Die "Sims" waren gestern - heutzutage tummelt man sich in Miami, der Stadt der unzähligen Möglichkeiten. Insbesondere für Singles anscheinend ein Plätzchen, an dem man unter Garantie fündig wird. Auf der Suche nach dem geeigneten Partner sollte man dem amerikanischen Plätzchen einen Besuch abstatten - nicht nur wegen der glühend-heißen Sonne, den kurvigen Damen und dem scheinbar sorgenlosen Leben, sondern vor allen Dingen um endlich seinen Deckel zu finden - stellvertretend steht dieser für den passenden Partner, sofern dies zu Unklarheiten geführt haben sollte.
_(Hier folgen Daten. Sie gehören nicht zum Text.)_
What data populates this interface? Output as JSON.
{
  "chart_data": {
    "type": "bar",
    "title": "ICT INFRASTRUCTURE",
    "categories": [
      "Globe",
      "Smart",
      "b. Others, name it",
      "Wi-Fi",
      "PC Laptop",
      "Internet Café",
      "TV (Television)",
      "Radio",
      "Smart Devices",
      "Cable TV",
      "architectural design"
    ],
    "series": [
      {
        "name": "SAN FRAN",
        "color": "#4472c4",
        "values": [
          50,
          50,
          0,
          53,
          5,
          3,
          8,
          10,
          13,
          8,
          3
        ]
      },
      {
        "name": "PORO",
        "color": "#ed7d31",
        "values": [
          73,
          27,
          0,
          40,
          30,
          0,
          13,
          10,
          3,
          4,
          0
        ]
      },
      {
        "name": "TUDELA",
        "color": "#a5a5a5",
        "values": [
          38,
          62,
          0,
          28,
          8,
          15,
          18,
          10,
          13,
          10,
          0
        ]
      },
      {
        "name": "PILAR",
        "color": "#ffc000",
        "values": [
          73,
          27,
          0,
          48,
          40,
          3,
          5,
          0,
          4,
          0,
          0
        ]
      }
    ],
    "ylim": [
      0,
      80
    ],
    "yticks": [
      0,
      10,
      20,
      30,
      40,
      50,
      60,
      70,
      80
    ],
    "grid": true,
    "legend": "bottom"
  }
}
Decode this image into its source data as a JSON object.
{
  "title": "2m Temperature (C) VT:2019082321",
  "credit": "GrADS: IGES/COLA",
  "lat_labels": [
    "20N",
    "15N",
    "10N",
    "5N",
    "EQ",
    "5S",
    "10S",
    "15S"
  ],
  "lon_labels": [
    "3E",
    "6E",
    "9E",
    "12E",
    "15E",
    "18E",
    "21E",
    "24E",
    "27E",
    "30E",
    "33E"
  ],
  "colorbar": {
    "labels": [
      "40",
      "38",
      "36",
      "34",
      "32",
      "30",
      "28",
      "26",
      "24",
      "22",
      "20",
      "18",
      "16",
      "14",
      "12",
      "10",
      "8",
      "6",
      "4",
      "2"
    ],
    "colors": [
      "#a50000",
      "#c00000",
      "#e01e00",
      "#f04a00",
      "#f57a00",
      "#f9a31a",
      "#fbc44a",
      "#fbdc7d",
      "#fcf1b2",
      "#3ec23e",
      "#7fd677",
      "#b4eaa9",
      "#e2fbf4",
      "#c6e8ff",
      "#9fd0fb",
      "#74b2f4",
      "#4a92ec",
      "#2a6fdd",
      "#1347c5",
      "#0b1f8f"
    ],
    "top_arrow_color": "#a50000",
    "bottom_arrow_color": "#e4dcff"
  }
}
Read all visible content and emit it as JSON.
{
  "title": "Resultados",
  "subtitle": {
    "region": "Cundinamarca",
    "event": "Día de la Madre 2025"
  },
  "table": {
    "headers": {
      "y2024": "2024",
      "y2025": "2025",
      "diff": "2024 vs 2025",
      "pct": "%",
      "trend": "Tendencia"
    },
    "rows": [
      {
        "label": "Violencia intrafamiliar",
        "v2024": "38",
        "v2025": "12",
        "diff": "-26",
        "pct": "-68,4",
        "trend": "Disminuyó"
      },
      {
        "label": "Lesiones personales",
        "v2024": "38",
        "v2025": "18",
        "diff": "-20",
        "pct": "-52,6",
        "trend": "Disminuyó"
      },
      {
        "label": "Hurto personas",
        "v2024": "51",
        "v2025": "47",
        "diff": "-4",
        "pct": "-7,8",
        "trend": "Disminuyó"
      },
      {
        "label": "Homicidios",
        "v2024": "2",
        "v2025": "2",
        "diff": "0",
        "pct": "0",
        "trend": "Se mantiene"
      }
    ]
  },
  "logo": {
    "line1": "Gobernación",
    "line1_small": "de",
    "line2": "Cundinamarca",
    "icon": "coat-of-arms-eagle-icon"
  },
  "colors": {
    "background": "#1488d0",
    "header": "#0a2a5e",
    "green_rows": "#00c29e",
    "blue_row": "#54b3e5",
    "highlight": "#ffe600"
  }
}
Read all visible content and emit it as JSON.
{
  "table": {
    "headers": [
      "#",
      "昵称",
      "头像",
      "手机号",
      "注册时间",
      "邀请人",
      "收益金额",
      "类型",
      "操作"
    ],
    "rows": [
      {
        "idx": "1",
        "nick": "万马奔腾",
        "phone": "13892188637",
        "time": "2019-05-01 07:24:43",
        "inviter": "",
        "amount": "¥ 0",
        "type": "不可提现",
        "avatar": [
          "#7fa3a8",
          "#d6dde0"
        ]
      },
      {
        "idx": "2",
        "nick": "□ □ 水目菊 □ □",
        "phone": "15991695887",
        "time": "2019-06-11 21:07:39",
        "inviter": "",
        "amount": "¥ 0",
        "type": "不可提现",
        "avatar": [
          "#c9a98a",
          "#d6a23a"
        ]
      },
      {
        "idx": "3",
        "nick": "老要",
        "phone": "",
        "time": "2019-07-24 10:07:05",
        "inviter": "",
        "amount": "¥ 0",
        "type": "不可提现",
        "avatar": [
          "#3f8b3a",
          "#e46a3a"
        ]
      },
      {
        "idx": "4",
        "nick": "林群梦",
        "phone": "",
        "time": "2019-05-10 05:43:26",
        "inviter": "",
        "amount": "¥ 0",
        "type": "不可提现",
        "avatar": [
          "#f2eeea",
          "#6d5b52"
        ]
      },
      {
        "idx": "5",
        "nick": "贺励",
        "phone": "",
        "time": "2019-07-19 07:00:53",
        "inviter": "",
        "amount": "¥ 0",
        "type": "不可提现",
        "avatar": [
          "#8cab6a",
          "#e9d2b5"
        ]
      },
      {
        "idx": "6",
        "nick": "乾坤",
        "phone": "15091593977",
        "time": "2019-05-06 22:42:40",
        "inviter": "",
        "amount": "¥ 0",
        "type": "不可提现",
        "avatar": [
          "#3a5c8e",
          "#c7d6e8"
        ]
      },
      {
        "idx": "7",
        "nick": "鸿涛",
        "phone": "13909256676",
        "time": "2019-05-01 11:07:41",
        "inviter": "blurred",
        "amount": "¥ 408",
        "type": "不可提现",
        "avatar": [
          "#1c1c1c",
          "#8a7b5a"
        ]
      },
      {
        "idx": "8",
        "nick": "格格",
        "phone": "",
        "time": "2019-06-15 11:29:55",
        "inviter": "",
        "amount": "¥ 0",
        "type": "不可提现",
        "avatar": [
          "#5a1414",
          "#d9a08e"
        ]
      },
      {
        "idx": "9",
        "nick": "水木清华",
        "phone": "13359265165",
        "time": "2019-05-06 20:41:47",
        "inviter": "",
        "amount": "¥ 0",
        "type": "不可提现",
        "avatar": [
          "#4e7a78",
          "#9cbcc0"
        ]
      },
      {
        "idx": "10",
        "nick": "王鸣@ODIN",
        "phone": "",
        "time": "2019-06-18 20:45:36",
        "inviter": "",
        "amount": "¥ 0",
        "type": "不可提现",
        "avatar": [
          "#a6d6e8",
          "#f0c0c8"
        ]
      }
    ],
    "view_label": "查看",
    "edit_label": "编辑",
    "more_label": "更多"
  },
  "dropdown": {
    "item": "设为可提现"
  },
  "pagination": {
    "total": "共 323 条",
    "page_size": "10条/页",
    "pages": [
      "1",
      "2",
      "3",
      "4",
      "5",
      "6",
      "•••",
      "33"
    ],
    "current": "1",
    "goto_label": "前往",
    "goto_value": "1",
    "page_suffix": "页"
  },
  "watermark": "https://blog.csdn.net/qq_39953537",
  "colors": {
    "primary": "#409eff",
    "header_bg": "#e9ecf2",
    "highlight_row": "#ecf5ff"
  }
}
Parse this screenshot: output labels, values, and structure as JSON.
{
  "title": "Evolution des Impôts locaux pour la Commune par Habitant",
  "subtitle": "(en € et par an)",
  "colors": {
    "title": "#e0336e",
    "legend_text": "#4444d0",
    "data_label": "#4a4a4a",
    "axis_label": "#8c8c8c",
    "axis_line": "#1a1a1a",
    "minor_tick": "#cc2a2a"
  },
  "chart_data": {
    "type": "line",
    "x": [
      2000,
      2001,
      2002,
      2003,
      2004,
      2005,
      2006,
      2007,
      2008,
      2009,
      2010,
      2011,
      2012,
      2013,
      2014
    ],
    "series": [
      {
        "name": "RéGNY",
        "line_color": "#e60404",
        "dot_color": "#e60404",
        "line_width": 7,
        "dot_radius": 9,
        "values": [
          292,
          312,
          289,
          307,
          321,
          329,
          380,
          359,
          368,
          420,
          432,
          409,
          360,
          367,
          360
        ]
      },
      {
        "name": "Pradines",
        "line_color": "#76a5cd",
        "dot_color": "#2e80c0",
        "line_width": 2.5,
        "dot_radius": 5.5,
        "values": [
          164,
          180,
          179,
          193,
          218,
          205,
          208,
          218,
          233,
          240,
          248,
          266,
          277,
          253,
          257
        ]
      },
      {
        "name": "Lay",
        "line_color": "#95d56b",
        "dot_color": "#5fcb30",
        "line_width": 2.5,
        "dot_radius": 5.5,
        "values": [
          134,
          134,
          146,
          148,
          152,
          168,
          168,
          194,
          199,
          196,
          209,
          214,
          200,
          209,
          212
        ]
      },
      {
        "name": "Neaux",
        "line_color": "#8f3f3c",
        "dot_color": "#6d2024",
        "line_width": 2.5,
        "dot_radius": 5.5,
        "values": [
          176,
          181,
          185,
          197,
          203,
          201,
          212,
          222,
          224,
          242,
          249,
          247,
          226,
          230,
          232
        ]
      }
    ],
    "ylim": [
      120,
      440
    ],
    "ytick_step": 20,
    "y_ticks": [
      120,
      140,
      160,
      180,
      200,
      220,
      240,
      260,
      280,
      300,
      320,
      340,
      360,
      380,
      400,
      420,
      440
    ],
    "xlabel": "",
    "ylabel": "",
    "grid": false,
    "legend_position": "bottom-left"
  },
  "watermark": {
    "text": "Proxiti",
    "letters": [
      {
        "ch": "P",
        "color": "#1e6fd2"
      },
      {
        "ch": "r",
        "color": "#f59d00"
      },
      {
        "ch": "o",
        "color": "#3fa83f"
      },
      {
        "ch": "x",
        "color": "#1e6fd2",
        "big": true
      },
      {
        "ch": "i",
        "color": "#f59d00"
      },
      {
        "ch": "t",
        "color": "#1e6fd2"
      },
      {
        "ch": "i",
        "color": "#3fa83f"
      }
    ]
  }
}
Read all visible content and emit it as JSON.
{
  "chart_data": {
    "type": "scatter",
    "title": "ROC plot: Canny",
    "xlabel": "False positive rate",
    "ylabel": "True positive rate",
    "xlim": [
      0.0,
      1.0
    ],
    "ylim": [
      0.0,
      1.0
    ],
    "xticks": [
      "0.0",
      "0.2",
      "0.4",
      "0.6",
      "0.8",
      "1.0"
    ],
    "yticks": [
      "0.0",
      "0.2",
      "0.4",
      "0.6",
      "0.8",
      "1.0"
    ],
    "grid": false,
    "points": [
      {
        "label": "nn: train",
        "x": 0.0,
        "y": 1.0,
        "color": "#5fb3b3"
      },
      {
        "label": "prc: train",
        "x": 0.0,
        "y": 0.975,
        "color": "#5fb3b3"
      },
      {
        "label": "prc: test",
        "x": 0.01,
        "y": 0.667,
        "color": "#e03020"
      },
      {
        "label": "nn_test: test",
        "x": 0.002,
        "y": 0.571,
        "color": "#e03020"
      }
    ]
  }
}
Ähnlich aufgezogen wie ein "Sims"-Spiel gibt es auch in "Miami Nights - Singles in the City" eine ganze Menge zu erleben. Für welches Geschlecht Ihr Euch hingegen zu Beginn des Spieles entscheidet, sollte von Euch höchstpersönlich durchdacht werden.

Menus und die Story....

Endlich ist es soweit: dort, wo die Schönheit anscheinend aus der Retorte produziert wird, wird Euer zukünftiger Wohnort sein. Mitten am Strand, überall herrscht Heiterkeit, die Sonne scheint, die Menschen sind freundlich und könnten direkt vom Laufsteg entflohen sein. Eigentlich ein Ort, der für Geschöpfe mit Minderwertigkeitsgefühlen alles andere als geeignet scheint. Gut, dass Ihr diese nicht habt und von Natur aus üppig ausgestattet seid - gleichgültig ob als Mann oder als Vertreterin des weiblichen Geschlechts. Schauspieler, Sänger oder Topmodel - diese drei Berufsvarianten stehen Euch zu Beginn zur Verfügung, Oberflächlichkeit kennt keine Grenzen. Bodenständigkeit ist in vorliegendem Titel eine Unbekannte. Macht aber nichts, denn ein Spiel dieser Art gibt es bislang immerhin noch nicht. Für was Ihr Euch auch immer entscheiden werdet, Euer Ziel wird es sein, an Popularität zu gewinnen und der Star Miamis zu werden. Doch dafür wird eine ganze Latte an Vorarbeiten verlangt.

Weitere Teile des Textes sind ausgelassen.